神社の境内に似つかわしくもない派手な金属音が鳴り響き、周囲の人は何事かとそちらを見て、デブリヘイムという言葉を聞いて驚き、そして蜘蛛の子のように散ってゆく。
「あ……ァ……?」
唯一というか、あと一瞬ツカサが遅れていたら物理的にクビが飛んでいたはずの巫女は、まだ状況が飲み込めていないのか呆然としてしまっている。
【ハイハイ邪魔よっと】
気を利かせてか、本当に言葉通りに自らが戦う舞台に邪魔だと感じたのか、貂蝉アンコウがその巫女を後方へと引っ張り投げ、陽と美月にキャッチさせる。
「いや、危ねーだろ!?」
という言葉も、今の貂蝉アンコウには聞こえていない。今の彼女はただのバトルジャンキー。数ヶ月前までは地上を覆い尽くさんとしていた強者に、興味津々なのである。
巫女が文字通りに飛んで行った事で、ツカサもようやく一息というか、若干距離をとって改めて白狐剣を構える。デブリヘイムの方は何を思ってか、先程クビを落とそうとした後から腕を下ろしただけで、そこからピクリとも動かない。目の前のツカサや貂蝉アンコウを警戒してなのか分からないが、この間は貴重だ。
【強いの?】
「強いなんてもんじゃないさ」
貂蝉アンコウの簡潔な問に、ツカサも出来うる限り簡潔に答える。
「なんたってコイツは、かつてデブリヘイム『マザー』を守っていた幹部タイプと同型。正真正銘のモンスターだよ……!」
その叫びに答えるかのように、そのコスプレ男……否、デブリヘイムはキシキシと哭く。その様相は、かつて黒雷が倒したカブトムシ型に酷似しているが、色は赤ではなく黒に近い。装甲に走る紋様も違うし、なんならサイズも一回り近く大きく見える。
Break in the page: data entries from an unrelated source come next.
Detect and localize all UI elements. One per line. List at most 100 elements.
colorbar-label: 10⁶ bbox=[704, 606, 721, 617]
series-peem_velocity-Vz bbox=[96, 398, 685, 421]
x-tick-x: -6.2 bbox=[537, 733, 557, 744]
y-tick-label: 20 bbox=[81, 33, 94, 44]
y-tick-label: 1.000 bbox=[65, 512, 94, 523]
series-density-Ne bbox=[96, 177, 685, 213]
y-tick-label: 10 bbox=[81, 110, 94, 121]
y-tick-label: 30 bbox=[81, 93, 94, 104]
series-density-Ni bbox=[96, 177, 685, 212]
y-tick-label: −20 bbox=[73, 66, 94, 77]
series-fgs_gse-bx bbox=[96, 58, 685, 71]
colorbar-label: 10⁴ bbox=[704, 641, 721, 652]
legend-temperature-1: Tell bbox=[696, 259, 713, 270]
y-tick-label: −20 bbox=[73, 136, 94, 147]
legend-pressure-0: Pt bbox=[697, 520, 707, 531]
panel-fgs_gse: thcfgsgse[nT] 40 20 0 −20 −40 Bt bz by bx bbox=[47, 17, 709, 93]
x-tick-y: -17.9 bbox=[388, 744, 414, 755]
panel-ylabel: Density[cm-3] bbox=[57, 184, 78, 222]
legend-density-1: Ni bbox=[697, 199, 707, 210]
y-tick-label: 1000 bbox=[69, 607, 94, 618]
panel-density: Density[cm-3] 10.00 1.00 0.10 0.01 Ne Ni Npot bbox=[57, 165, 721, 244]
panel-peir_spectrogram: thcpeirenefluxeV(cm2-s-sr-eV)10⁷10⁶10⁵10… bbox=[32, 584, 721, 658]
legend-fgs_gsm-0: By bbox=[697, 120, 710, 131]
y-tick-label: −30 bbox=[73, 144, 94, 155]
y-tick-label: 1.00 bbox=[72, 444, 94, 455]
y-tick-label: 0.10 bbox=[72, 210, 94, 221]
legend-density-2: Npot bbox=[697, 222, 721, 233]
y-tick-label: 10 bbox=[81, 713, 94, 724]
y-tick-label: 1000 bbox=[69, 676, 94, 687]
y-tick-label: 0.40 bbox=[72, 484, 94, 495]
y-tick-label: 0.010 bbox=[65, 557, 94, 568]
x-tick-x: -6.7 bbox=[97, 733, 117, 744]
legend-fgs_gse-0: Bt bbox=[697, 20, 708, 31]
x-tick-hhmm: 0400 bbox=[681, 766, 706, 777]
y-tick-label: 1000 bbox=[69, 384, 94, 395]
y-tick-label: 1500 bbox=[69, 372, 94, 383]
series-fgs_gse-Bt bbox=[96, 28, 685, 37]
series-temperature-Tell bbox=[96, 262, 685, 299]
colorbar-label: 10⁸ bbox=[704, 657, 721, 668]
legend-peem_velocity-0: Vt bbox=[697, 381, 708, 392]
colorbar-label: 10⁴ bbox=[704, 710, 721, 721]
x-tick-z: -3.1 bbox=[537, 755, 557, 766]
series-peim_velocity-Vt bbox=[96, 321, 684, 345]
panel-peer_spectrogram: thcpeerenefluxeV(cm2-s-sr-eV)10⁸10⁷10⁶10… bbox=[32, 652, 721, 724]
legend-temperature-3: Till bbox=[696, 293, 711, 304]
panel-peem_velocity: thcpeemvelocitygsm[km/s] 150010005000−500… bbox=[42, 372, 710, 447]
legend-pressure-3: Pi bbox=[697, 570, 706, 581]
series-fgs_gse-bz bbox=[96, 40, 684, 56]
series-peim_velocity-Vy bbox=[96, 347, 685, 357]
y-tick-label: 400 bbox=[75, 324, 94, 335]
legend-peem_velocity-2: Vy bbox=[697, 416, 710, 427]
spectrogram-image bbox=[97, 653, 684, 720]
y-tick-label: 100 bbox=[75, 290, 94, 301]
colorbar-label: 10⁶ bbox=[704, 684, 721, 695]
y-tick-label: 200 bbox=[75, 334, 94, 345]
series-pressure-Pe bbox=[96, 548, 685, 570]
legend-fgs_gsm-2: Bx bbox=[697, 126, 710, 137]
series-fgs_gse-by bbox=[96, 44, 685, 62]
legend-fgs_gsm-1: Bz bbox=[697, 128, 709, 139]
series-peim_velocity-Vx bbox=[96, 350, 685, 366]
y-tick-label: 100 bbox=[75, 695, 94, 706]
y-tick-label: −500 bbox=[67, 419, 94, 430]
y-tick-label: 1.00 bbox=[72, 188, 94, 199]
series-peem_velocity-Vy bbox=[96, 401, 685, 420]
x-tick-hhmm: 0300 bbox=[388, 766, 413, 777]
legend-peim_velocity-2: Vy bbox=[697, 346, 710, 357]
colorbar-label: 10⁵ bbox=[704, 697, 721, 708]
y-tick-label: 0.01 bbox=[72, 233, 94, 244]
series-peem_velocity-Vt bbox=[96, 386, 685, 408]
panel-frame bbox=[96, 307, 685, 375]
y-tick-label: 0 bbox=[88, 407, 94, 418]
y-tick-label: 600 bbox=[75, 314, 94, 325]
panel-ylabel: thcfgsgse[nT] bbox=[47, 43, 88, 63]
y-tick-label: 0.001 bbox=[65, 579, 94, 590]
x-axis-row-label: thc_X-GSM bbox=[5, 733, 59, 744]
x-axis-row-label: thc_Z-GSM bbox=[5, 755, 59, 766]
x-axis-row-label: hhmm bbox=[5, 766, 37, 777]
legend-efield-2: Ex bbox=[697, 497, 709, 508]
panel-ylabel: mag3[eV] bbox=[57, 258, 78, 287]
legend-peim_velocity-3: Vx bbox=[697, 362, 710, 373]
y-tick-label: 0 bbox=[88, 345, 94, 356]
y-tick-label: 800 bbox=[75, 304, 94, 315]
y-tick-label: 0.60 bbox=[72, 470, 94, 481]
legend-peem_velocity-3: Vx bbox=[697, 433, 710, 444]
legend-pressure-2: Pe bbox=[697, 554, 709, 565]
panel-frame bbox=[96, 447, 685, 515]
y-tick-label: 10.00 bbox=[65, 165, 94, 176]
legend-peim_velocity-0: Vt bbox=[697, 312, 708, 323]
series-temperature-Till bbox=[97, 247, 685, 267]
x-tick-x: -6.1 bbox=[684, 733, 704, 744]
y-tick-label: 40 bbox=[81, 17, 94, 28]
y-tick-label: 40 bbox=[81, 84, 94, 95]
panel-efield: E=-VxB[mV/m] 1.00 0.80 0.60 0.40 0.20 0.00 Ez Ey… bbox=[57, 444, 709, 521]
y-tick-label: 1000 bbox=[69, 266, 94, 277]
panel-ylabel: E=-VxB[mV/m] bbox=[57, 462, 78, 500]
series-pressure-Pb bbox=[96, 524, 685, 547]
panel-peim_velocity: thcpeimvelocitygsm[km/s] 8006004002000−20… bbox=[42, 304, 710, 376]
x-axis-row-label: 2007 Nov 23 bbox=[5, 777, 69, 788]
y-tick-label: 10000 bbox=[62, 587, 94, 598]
「ひとよんで、デブリヘイム『ダークカブト』ってか……。くそ、なんで野良でこんなのが彷徨いてるんだよ……」
ボヤいたって始まらない。ツカサは鞘の付いたままの白狐剣を掲げ、大きく息を吸った。
出来ることなら、知り合いの前で変身するのはもっと後が良かった、なんて事を考えながら。
しかし、もう後戻りはできない。
「──白狐、剣・装!!」
ならばせめてド派手く、ヒーローのように。
光の奔流に呑まれたツカサは、数秒の後にその純白の剣を振るう。
そこに現れたのは、白狐をモチーフとした白き剣士。
「司さん……あんた……」
「俺達が時間を稼ぐ。だから逃げろ!」
未だ巫女を抱えたままでいる陽達に声を掛け、己は『ダークカブト』と向き合う。
【やだ、ちょっとゾクゾクしちゃった……♡】
今の姿のツカサに対しても興味を持ってしまった貂蝉アンコウも、共闘という形には合意してくれているらしく、きちんと『ダークカブト』へと向き直り、両の鉄扇を淡く振るう。
張り詰めた空気の中、両者が同時に大地を蹴り、数合の剣戟音と火花が散る。
激戦が、始まった。
『マザー』を失ったデブリヘイム達の大半はヒーローによって討ち滅ぼされましたが、運良く生き残りチカラを蓄えていた個体もいるという事です。
彼らもチカラを蓄えた後には新たな『マザー』となり、やがてはまた同じ事を繰り返すのでしょう。
その為の流星戦士アベルなのですが……彼の出番は犠牲になったのだ。見せ場を作る為の犠牲、その犠牲にな。